Il m’avait fallu m’éloigner d’eux pour en prendre conscience, habitué jusque là au ton paille des murs, à la chaleur des bois blonds des commodes et des tables, aux couleurs sourdes ou éclatantes des tapis, à l’exubérance de la bibliothèque riche des plusieurs milliers de livres, à la luminosité des tableaux orientalistes réunis par mon père.
Si je dois un jour garder un seul souvenir de mes parents, ce sera cette collection patiemment rassemblée. Elle symbolisait pour mon père son pays perdu, son Atlantide comme il l’avait dit une fois : l’Algérie. Un pays à mes yeux mystérieux, incompréhensible, tragique.
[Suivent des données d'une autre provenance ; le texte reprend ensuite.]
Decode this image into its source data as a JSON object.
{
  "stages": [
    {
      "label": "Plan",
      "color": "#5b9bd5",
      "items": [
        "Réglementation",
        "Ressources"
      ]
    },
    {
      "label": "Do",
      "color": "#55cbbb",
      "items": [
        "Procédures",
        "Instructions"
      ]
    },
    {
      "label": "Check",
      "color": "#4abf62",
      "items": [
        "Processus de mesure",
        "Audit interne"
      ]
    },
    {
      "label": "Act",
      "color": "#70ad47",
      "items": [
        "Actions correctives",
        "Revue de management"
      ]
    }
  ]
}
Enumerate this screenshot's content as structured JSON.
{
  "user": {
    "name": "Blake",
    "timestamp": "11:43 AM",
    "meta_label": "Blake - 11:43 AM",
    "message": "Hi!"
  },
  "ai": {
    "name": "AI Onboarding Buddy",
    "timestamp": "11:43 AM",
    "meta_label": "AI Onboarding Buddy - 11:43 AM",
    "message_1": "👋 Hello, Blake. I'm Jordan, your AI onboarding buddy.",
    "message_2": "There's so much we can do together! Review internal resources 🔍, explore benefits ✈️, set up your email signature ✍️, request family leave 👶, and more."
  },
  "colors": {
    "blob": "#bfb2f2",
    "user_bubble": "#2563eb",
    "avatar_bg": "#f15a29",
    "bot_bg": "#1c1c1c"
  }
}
Mon père en parlait rarement. Il ne fréquentait guère ses compatriotes. Je n’ose encore aujourd’hui l’expression commode pour les désigner de « pieds noirs ». Il n’aurait pas apprécié. « Une trouvaille de journaliste en mal de copie pour se gausser d’un peuple martyrisé » s’était-il un jour exclamé avec une rage froide.
Il avait vingt neuf ans lorsqu’il a fui en juin 1962, en même temps qu’un million d’autres européens, la folie meurtrière qui avait embrasé son pays natal. À l’époque, on parlait de « décolonisation » pour justifier un nettoyage ethnique. Le mot était plus vertueux mais le résultat identique. Une partie de la population fut chassée de ce pays en raison de son origine ethnique.
Quarante ans plus tard, je pourrais me contenter de résumer la vie de mon père par cette ellipse : né à Alger, mort sur une route de l’Aude. Ma mère ne me le pardonnerait jamais. Pourtant elle n’en savait guère plus que moi sur son passé algérien.
Ce n’est que ces dernières années que j’ai discerné cette ombre discrète qui suivait ce personnage paradoxalement réservé, pour ne pas dire distant, mais aussi chaleureux qu’était mon père. Il paraissait à la fois sympathique et inaccessible, courtois, aimable, serviable mais jamais familier. Je n’ai jamais vu quelqu’un lui taper sur l’épaule ou l’interpeller publiquement. Il en imposait, comme on dit vulgairement.
Seule, ma mère partageait avec moi cette vision subliminale. Pendant longtemps, je n’ai pas compris la raison du regard inquiet qu’elle portait sur mon père, quand il semblait tout à coup absent.